Lutero, imitando quel che il Savonarola avea fatto co' libri immorali, davanti agli studenti di Wittenberg brucia le Decretali, la Somma di san Tommaso, gli scritti avversi, e la Bolla, dicendo: «Oh potessi fare altrettanto del papa, il quale conturbò il santo del Signore»; e gittata la cocolla, sposa Caterina Bore smonacata, cangia forma al culto, e mentre Leone persiste a chiamarlo a penitenza, pubblica il trattato della Libertà cristiana.
Egli non aveva un programma prestabilito e compiuto, come non l'ha verun novatore; procedeva a tentone, come chi fra il bujo si orizzonta a poco a poco, e trae conseguenze dalla primaria quistione. E la quistione suprema era: «L'uomo decaduto in qual maniera può mettersi in unione con Cristo, e partecipare del frutto della redenzione?» Svolgendolo, arriva al suo canone fondamentale, la giustificazione pei soli meriti di Cristo; donde qual corollario derivano il servo arbitrio e la predestinazione.

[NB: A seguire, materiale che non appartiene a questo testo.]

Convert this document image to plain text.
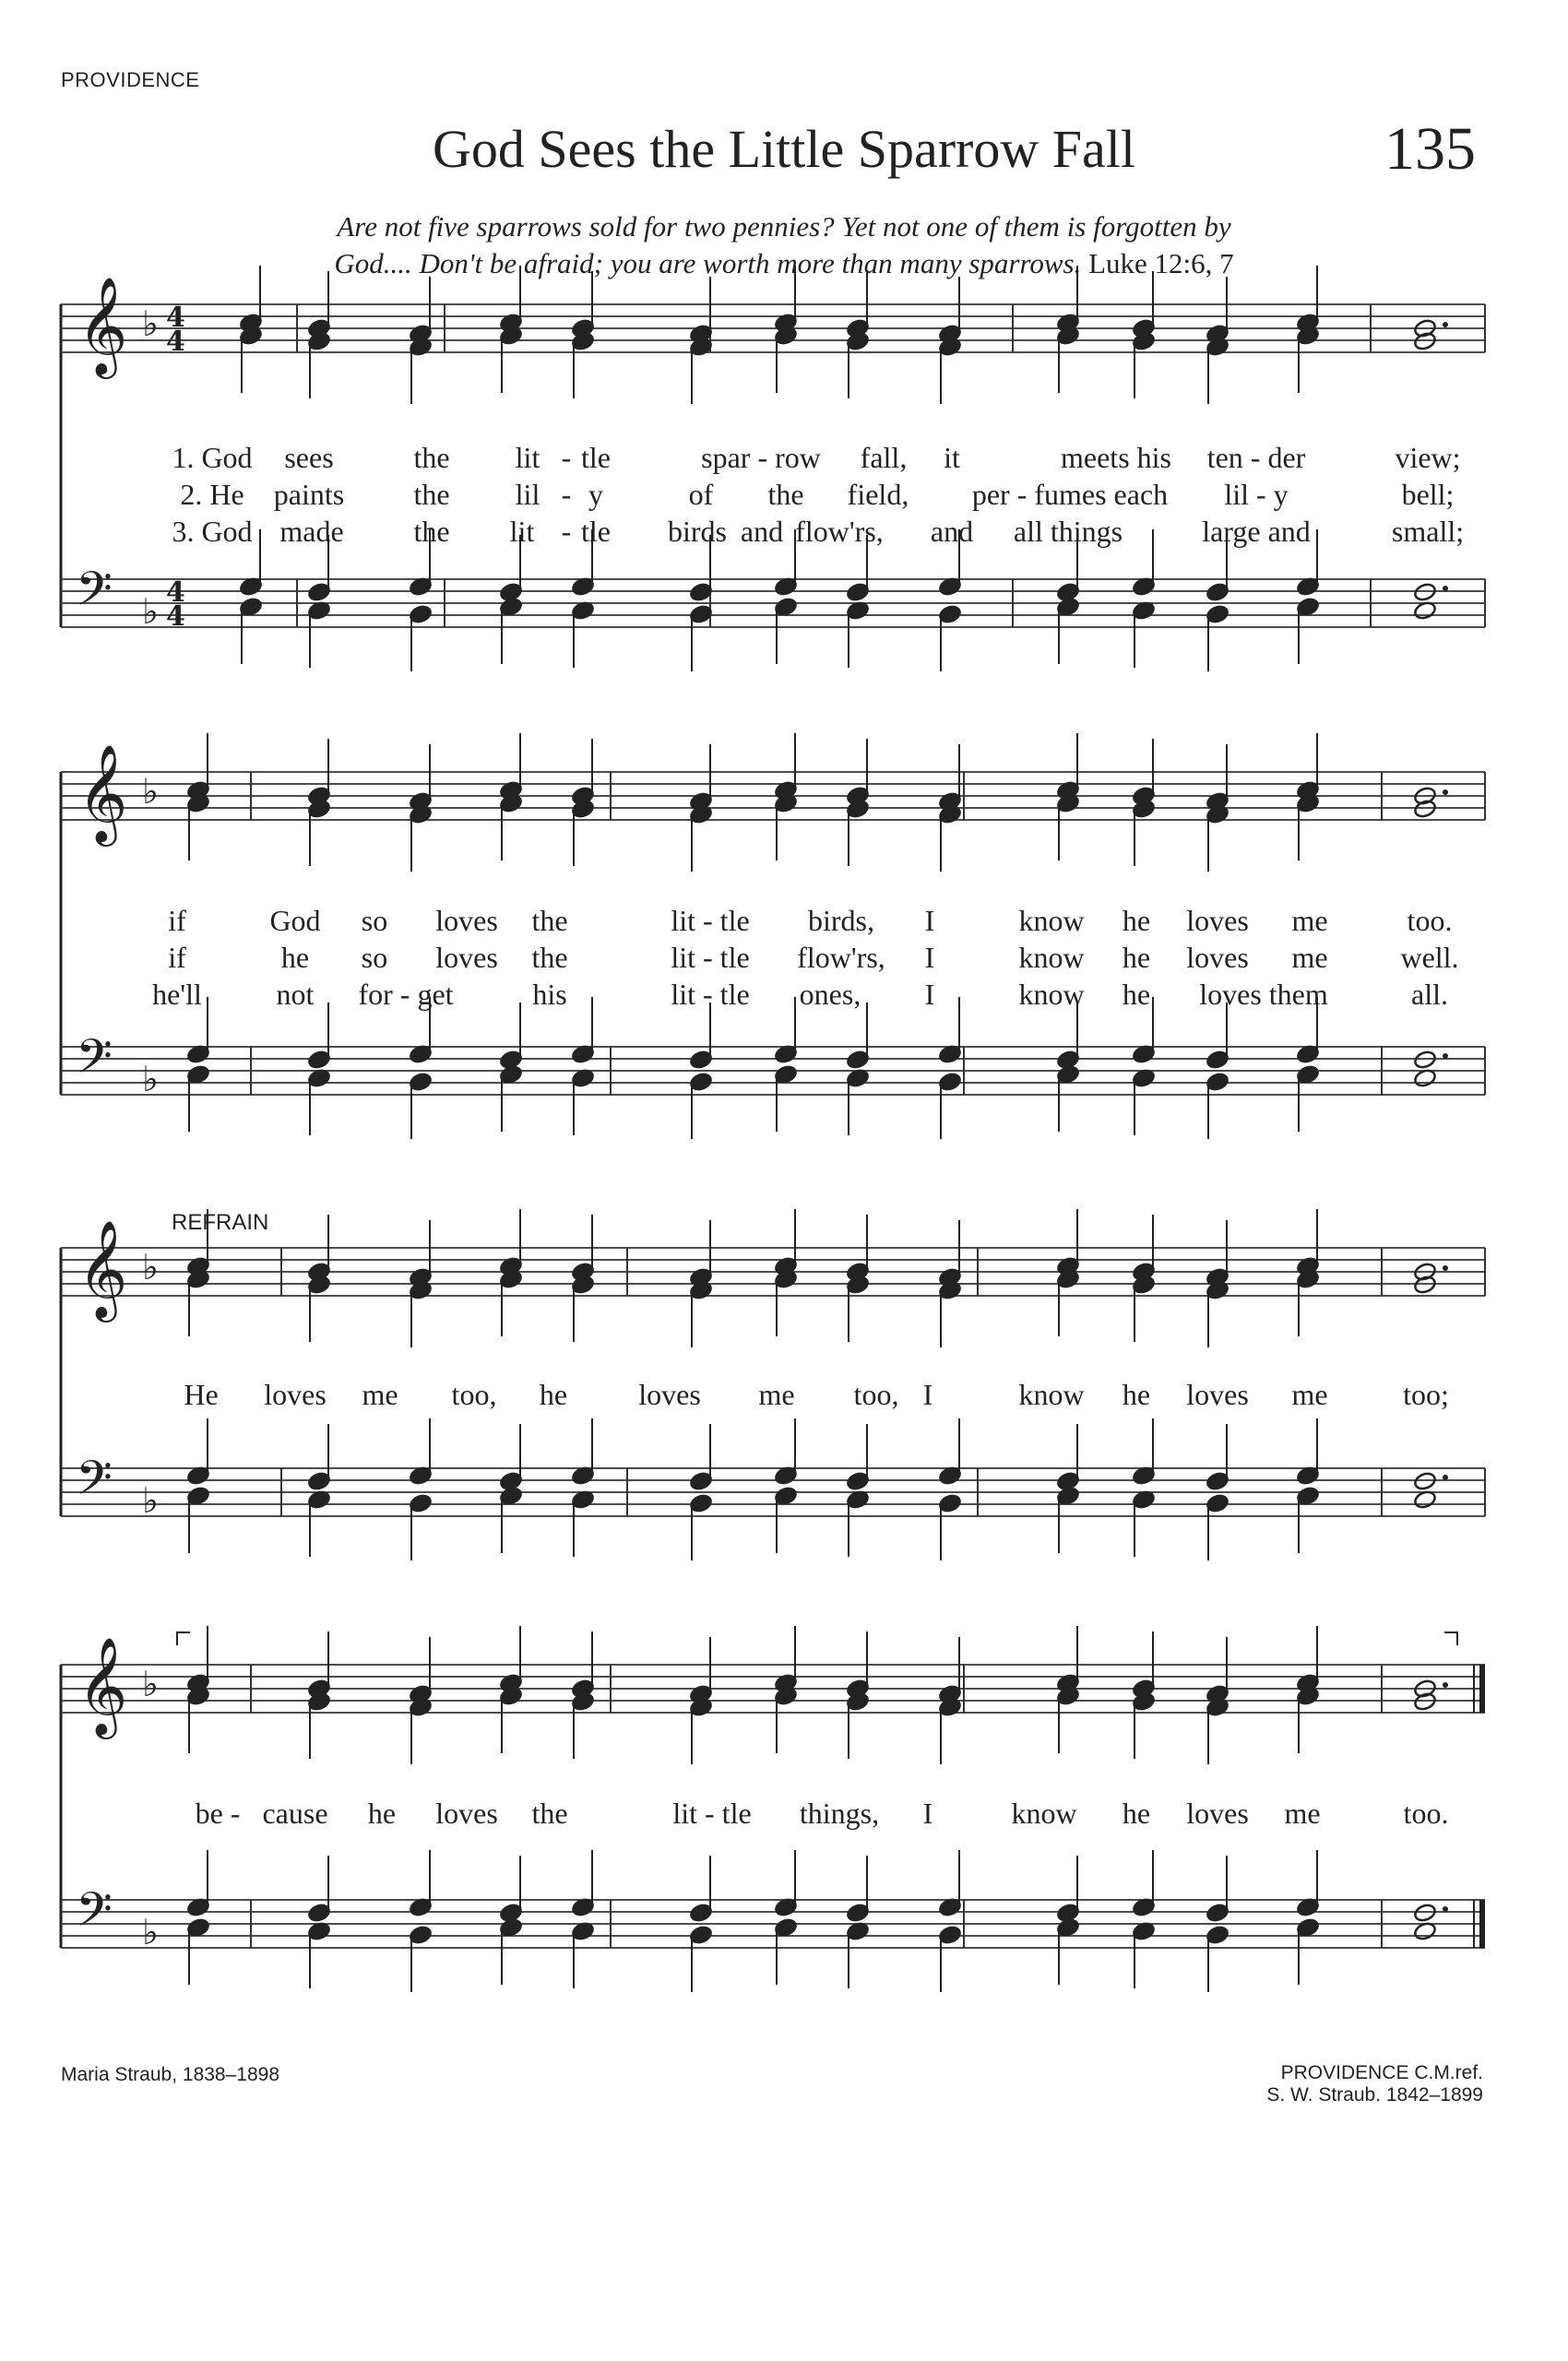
PROVIDENCE
God Sees the Little Sparrow Fall	135
Are not five sparrows sold for two pennies? Yet not one of them is forgotten by
God.... Don't be afraid; you are worth more than many sparrows. Luke 12:6, 7
𝄞 ♭ 4
4
𝄢 ♭ 4
4
𝄞 ♭
𝄢 ♭
𝄞 ♭
𝄢 ♭
𝄞 ♭
𝄢 ♭
1. God sees	the lit - tle	spar - row fall, it	meets his ten - der	view;
2. He paints the lil - y	of the field, per - fumes each lil - y	bell;
3. God made the lit - tle birds and flow'rs, and all things	large and	small;
if	God so loves the	lit - tle birds, I	know he loves me	too.
if	he so loves the	lit - tle flow'rs, I	know he loves me well.
he'll	not for - get	his	lit - tle ones, I	know he loves them	all.
He loves me too, he loves me too, I	know he loves me	too;
be - cause he loves the	lit - tle things, I	know he loves me	too.
REFRAIN
Maria Straub, 1838–1898	PROVIDENCE C.M.ref.
S. W. Straub. 1842–1899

Tutto l'edifizio sacerdotale si compagina sulla credenza che le buone opere ci meritino la salute; Lutero, volendo demolirlo, nega che l'uomo possa cooperare alla propria salvezza; sola la fede ci salva, è scritto nel Vangelo; noi siamo corruzione e peccato, sicchè nulla possiamo se non quel che ci è dato dal nostro divin Salvatore, nè merito avvi o giustizia se non in esso; onde sono inutili, anzi nocevoli alla salute le buone opere dell'uomo, il quale non è libero della sua volontà più che nol sia la sega in man del legnajuolo; è pelagianismo il credere che l'uomo meriti la Salute, mentre la merita il solo Gesù Cristo. Che penitenze? Che sacramenti? Che suffragi pei morti, o altre opere satisfattorie? Il male è condizione d'ogni uomo finito; cioè il sentimento del peccato non può essere divelto da nessuna coscienza finita. Il cristiano non può raggiungere la pace se non coll'elevare lo spirito all'infinito, alla considerazione della bontà di Dio. Allora alla libertà morale annichilata si surroga la libertà cristiana; questa significa affrancamento dalla legge morale, che non si riferisce se non al mondo finito; nè ammette applicazioni a ciò che è perpetuo.
Se la fede è non solo un dono gratuito, ma una specie di forza che costringe l'assenso, mentre l'uomo, corrotto radicalmente, è incapace di ogni libertà, fino quella di desiderare e scegliere il bene, egli non coopera a un atto di fede, e la Grazia opera in esso non solo avanti, ma senza della libertà; laonde fede e libertà si escludono. Pe' Cattolici invece il libero arbitrio suppone la facoltà non di meritare la Grazia divina, ma di assentirvi o no, sicchè l'atto di fede è un atto di volontà: credere in voluntate credentium consistit, dice san Tommaso: si conoscono grazie che provocano, che eccitano, che attraggono la libertà, ma nessuna che la costringa o la sopprima.
Colla giustificazione al modo di Lutero, cioè se l'uomo diviene giusto pei soli meriti di Cristo, a lui applicati per mezzo della fede, è tolto via tutto quanto s'interpone fra Cristo giustificatore e il fedele giustificato; cioè tutta l'azione intermedia della Chiesa sull'uomo. Per tal modo, dalla negazione della libertà metafisica egli deduce la libertà ecclesiastica.